X_test = test[['자기자본증가율', '자기자본회전률', '유동자산회전률', '기업수명주기', '총자산대비잉여현금흐름', '자기자본구성비율', '순운전자본회전률', '총자본증가율','log자산총계', '총자본투자효율','총자본순이익률','매출액대비잉여현금흐름','총자산대비현금흐름']]
y_test = test[['t-1감사의견코드']]

In [18]:
import pandas as pd
import numpy as np
from pytorch_tabnet.tab_model import TabNetClassifier
from sklearn.model_selection import StratifiedKFold
from sklearn.metrics import accuracy_score, precision_score, recall_score, f1_score, confusion_matrix

def evaluate_tabnet(X_train, y_train, X_test, y_test):
    # Stratified 5-fold 교차검증 설정
    cv = StratifiedKFold(n_splits=5, shuffle=True, random_state=0)

    # 최적 하이퍼파라미터 설정 (여기서는 고정값으로 사용)
    best_params = {
        'n_d': 8,  # Number of decision steps (also known as the number of features for attention)
        'n_a': 8,  # Number of attention features (output dimension of each attention head)
        'n_steps': 3,  # Number of steps in the architecture (usually between 3 and 10)
        'gamma': 1.5,  # The factor by which to scale the contribution of each augmented sample
        'n_independent': 3,  # Number of independent GLU layers in each decision step
        'n_shared': 3,  # Number of shared GLU layers in each decision step
        'lambda_sparse': 0.001  # The sparsity loss weight
    }

    # 각 fold 별 평가 지표를 저장할 리스트 초기화
    accuracy_list = []
    precision_list = []
    recall_list = []
    f1_score_list = []
    confusion_matrix_list = []

    best_f1_score = 0
    best_model = None

    for fold_idx, (train_idx, test_idx) in enumerate(cv.split(X_train, y_train), 1):
        X_train_fold, y_train_fold = X_train.iloc[train_idx], y_train.iloc[train_idx]
        X_test_fold, y_test_fold = X_train.iloc[test_idx], y_train.iloc[test_idx]

        # TabNet 모델 초기화
        model = TabNetClassifier(
            n_d=best_params['n_d'],
            n_a=best_params['n_a'],
            n_steps=best_params['n_steps'],
            gamma=best_params['gamma'],
            n_independent=best_params['n_independent'],
            n_shared=best_params['n_shared'],
            lambda_sparse=best_params['lambda_sparse'],
            verbose=0
        )

        # 모델 학습
        model.fit(
            X_train_fold.values, y_train_fold.values.ravel(),  # Convert y_train to 1D array using .ravel()
            eval_set=[(X_test_fold.values, y_test_fold.values.ravel())],  # Convert y_test to 1D array using .ravel()
            eval_metric=['auc'],
            patience=100,
            batch_size=1024,
            virtual_batch_size=128,
            max_epochs=1000
        )

        # 테스트 데이터에 대한 예측
        y_pred = model.predict(X_test_fold.values)

        # 평가 지표 계산
        accuracy = accuracy_score(y_test_fold, y_pred)
        precision = precision_score(y_test_fold, y_pred)
        recall = recall_score(y_test_fold, y_pred)
        f1 = f1_score(y_test_fold, y_pred)
        conf_matrix = confusion_matrix(y_test_fold, y_pred)

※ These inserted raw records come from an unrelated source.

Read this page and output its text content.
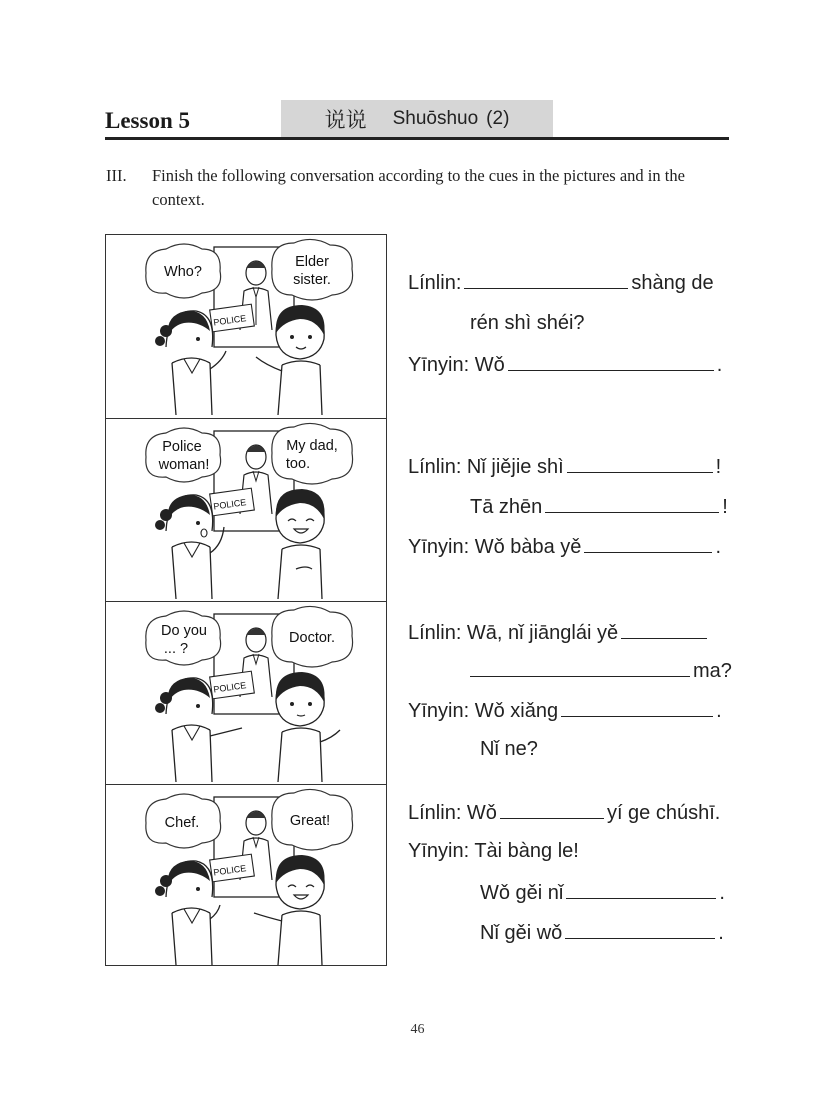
Lesson 5	说说 Shuōshuo (2)
III. Finish the following conversation according to the cues in the pictures and in the context.
POLICE
Who?
Elder
sister.
POLICE
Police
woman!
My dad,
too.
POLICE
Do you
... ?
Doctor.
POLICE
Chef.	Great!
Línlin:	shàng de
rén shì shéi?
Yīnyin: Wǒ	.
Línlin: Nǐ jiějie shì	!
Tā zhēn	!
Yīnyin: Wǒ bàba yě	.
Línlin: Wā, nǐ jiānglái yě
ma?
Yīnyin: Wǒ xiǎng	.
Nǐ ne?
Línlin: Wǒ	yí ge chúshī.
Yīnyin: Tài bàng le!
Wǒ gěi nǐ	.
Nǐ gěi wǒ	.
46
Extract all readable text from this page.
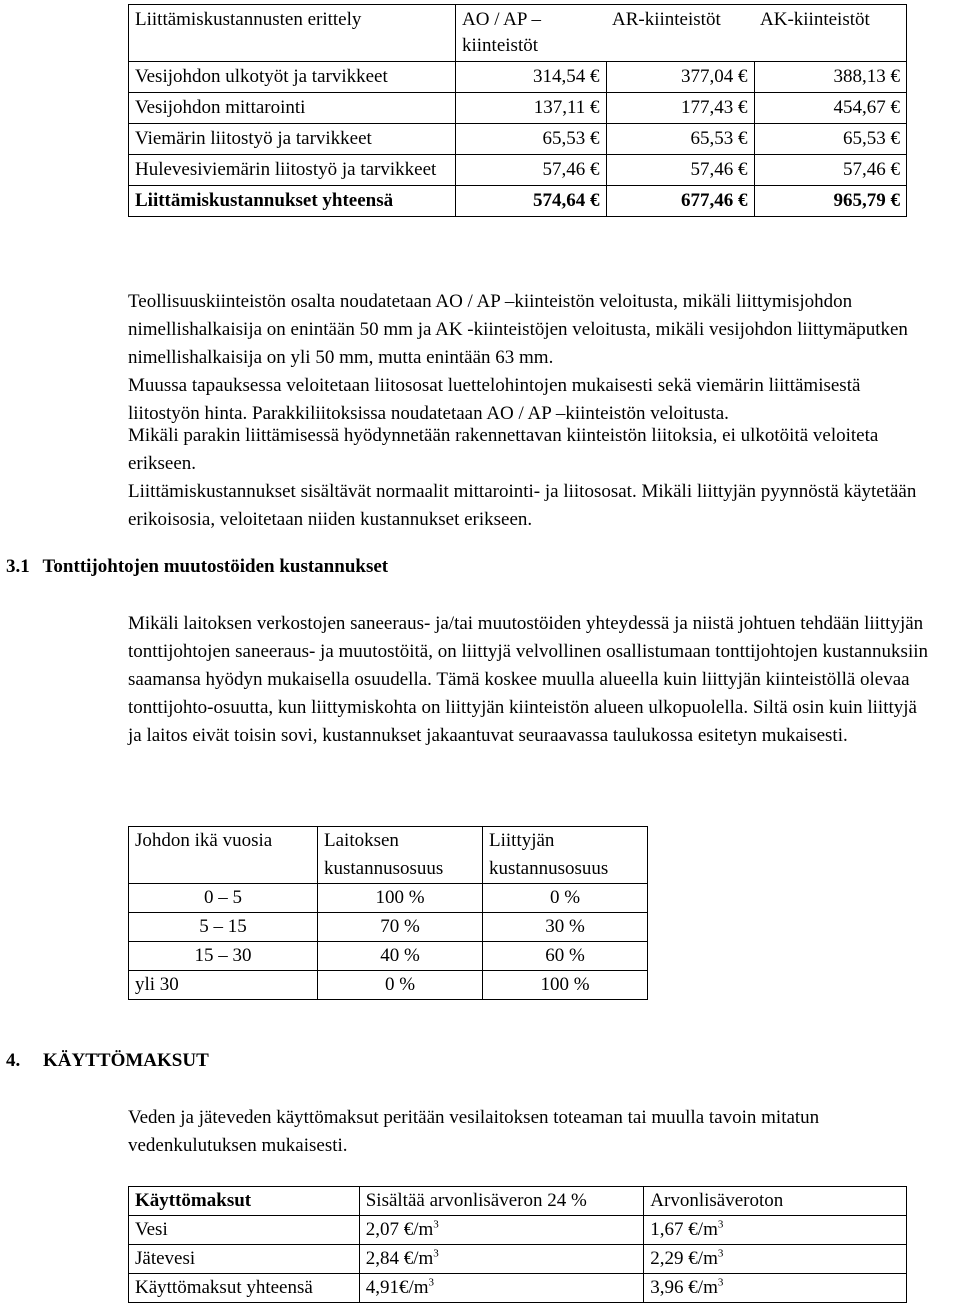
Liittämiskustannusten erittely	AO / AP – kiinteistöt	AR-kiinteistöt	AK-kiinteistöt
Vesijohdon ulkotyöt ja tarvikkeet	314,54 €	377,04 €	388,13 €
Vesijohdon mittarointi	137,11 €	177,43 €	454,67 €
Viemärin liitostyö ja tarvikkeet	65,53 €	65,53 €	65,53 €
Hulevesiviemärin liitostyö ja tarvikkeet	57,46 €	57,46 €	57,46 €
Liittämiskustannukset yhteensä	574,64 €	677,46 €	965,79 €

Teollisuuskiinteistön osalta noudatetaan AO / AP –kiinteistön veloitusta, mikäli liittymisjohdon nimellishalkaisija on enintään 50 mm ja AK -kiinteistöjen veloitusta, mikäli vesijohdon liittymäputken nimellishalkaisija on yli 50 mm, mutta enintään 63 mm.

Muussa tapauksessa veloitetaan liitososat luettelohintojen mukaisesti sekä viemärin liittämisestä liitostyön hinta. Parakkiliitoksissa noudatetaan AO / AP –kiinteistön veloitusta.

Mikäli parakin liittämisessä hyödynnetään rakennettavan kiinteistön liitoksia, ei ulkotöitä veloiteta erikseen.

Liittämiskustannukset sisältävät normaalit mittarointi- ja liitososat. Mikäli liittyjän pyynnöstä käytetään erikoisosia, veloitetaan niiden kustannukset erikseen.

3.1 Tonttijohtojen muutostöiden kustannukset

Mikäli laitoksen verkostojen saneeraus- ja/tai muutostöiden yhteydessä ja niistä johtuen tehdään liittyjän tonttijohtojen saneeraus- ja muutostöitä, on liittyjä velvollinen osallistumaan tonttijohtojen kustannuksiin saamansa hyödyn mukaisella osuudella. Tämä koskee muulla alueella kuin liittyjän kiinteistöllä olevaa tonttijohto-osuutta, kun liittymiskohta on liittyjän kiinteistön alueen ulkopuolella. Siltä osin kuin liittyjä ja laitos eivät toisin sovi, kustannukset jakaantuvat seuraavassa taulukossa esitetyn mukaisesti.

Johdon ikä vuosia	Laitoksen kustannusosuus	Liittyjän kustannusosuus
0 – 5	100 %	0 %
5 – 15	70 %	30 %
15 – 30	40 %	60 %
yli 30	0 %	100 %
4. KÄYTTÖMAKSUT

Veden ja jäteveden käyttömaksut peritään vesilaitoksen toteaman tai muulla tavoin mitatun vedenkulutuksen mukaisesti.

Käyttömaksut	Sisältää arvonlisäveron 24 %	Arvonlisäveroton
Vesi	2,07 $€/m^3$	1,67 $€/m^3$
Jätevesi	2,84 $€/m^3$	2,29 $€/m^3$
Käyttömaksut yhteensä	$4,91€/m^3$	3,96 $€/m^3$
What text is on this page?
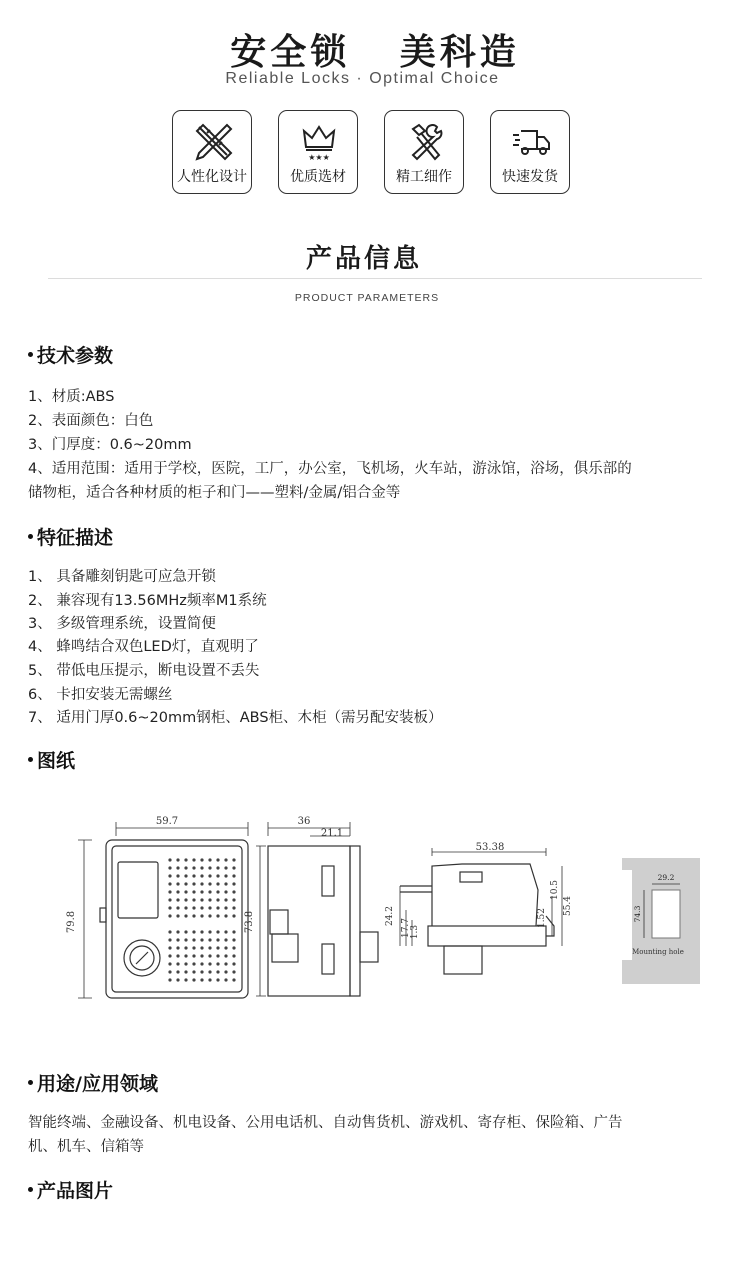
安全锁   美科造
Reliable Locks · Optimal Choice
人性化设计
★★★
优质选材	精工细作	快速发货
产品信息
PRODUCT PARAMETERS
技术参数
1、材质:ABS
2、表面颜色：白色
3、门厚度：0.6~20mm
4、适用范围：适用于学校，医院，工厂，办公室，飞机场，火车站，游泳馆，浴场，俱乐部的
储物柜，适合各种材质的柜子和门——塑料/金属/铝合金等
特征描述
1、 具备雕刻钥匙可应急开锁
2、 兼容现有13.56MHz频率M1系统
3、 多级管理系统，设置简便
4、 蜂鸣结合双色LED灯，直观明了
5、 带低电压提示，断电设置不丢失
6、 卡扣安装无需螺丝
7、 适用门厚0.6~20mm钢柜、ABS柜、木柜（需另配安装板）
图纸
59.7
79.8
36
21.1
73.8
53.38
24.2
17.7 1.3
1.52
10.5
55.4
29.2
74.3
Mounting hole
用途/应用领域
智能终端、金融设备、机电设备、公用电话机、自动售货机、游戏机、寄存柜、保险箱、广告
机、机车、信箱等
产品图片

        # 각 fold 별 평가 지표를 리스트에 추가
        accuracy_list.append(accuracy)
        precision_list.append(precision)
        recall_list.append(recall)
        f1_score_list.append(f1)
        confusion_matrix_list.append(conf_matrix)

        print(f"Fold {fold_idx}")
        print(f"Accuracy: {accuracy}")
        print(f"Precision: {precision}")
        print(f"Recall: {recall}")
        print(f"F1 score: {f1}")
        print("Confusion Matrix:")
        print(conf_matrix)
        print("------------------------------")

        # 가장 좋은 f1-score 값을 가진 모델을 저장
        if f1 > best_f1_score:
            best_f1_score = f1
            best_model = model

    # 가장 좋은 f1-score 값을 가진 모델로 최종 예측 수행
    y_pred_final = best_model.predict(X_test.values)

    # 평가 지표 계산
    accuracy_final = accuracy_score(y_test, y_pred_final)
    precision_final = precision_score(y_test, y_pred_final)
    recall_final = recall_score(y_test, y_pred_final)
    f1_final = f1_score(y_test, y_pred_final)
    conf_matrix_final = confusion_matrix(y_test, y_pred_final)  # 테스트 데이터에 대한 Confusion Matrix 계산

    print("Final Test Results")
    print(f"Accuracy: {accuracy_final}")
    print(f"Precision: {precision_final}")
    print(f"Recall: {recall_final}")
    print(f"F1 score: {f1_final}")
    print("Confusion Matrix:")
    print(conf_matrix_final)

    return accuracy_list, precision_list, recall_list, f1_score_list

In [19]:
# 함수를 호출하여 cross validation과 test를 수행합니다.
evaluate_tabnet(X_train, y_train, X_test, y_test)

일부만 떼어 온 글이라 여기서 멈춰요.